「找兩個人,查查這個蕭雨的底子。一個***就很不是玩意兒了,現在又多了個蕭雨,***這不是如虎添翼了麼?不行不行,趕緊想辦法,把這個蕭雨收拾了再說。——這麼些年,也沒有聽***說起過他和什麼姓蕭的沾親帶故,這小子從哪兒冒出來的?」袁石開皺著眉頭說道。

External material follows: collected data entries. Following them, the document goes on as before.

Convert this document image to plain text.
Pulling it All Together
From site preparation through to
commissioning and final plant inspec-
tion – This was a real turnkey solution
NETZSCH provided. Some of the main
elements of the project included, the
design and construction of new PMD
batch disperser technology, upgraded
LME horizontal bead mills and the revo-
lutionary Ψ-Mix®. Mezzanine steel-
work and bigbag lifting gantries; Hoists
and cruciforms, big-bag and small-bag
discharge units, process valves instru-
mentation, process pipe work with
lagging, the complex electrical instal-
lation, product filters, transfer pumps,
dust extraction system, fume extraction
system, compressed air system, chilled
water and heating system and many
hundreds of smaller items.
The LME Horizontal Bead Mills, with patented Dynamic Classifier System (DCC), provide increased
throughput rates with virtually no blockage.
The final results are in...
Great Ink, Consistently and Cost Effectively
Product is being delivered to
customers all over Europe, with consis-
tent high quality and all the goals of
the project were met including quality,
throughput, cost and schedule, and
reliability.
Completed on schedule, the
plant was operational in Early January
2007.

袁厚撇撇嘴,說道:「一個剛上大學的小毛孩子,能有什麼背景?我就是一時大意了。爸您放心,我想辦法查查他的底細。」
「你不是一時大意,你個混球你是時時大意!小毛孩子沒背景?沒背景為了打個賭就拿出二百萬來?那他媽是一大摞一大摞的錢啊,你當時燒紙票子?你他媽跟別人打賭,捨得花二百萬?咱這個家不早就被你折騰光了?」袁石開氣的大聲罵道,光的一聲把水杯摔在茶几上,「他媽的不喝了,生氣。」
「對呀。」袁厚沉吟一聲說道:「我真的是大意了。二百萬,別說蕭雨一個大學生,就算是***拿出這筆錢來,也是很咬牙的。怎麼就這麼輕易的就捐出來做一筆助學金呢?這小子一定是有病。」
「有病沒病,你說了也不算。趕緊的查查他的底細,最好把他從中醫學院折騰出去。這小子留在這裡,早晚是個禍害。我跟你說,前些日子附院出的那個奧美定的醫療事故,就是蕭雨這個小子解決的,手術是一把好手,中醫水準也是不弱。這樣一個醫學界少有的鬼才,跑到醫學院上大一,這裡面一定有什麼不可告人的秘密。查,徹底的查。別找那些不入流的小痞子,找兩個私家偵探,就算花個錢兒,咱爺倆也認了,總不能像現在這樣,總是被人拉著鼻子走。」
「知道了爸爸,我這就安排,找兩個私家偵探打探打探蕭雨的底細。」袁厚沉聲應道。知己知彼,方能百戰不殆。自己這邊父子倆和那個蕭雨多次交鋒,卻多次敗下陣來,蕭雨對自己這邊的能力瞭如指掌,自己卻對蕭雨一無所知。
信息上的不對等,也是遭遇失敗的原因之一。
「那我現在打的這個賭怎麼辦?我總不能就這麼認輸吧?」袁厚滿臉期待的看著袁石開,希望自己的爸爸能夠指點迷津。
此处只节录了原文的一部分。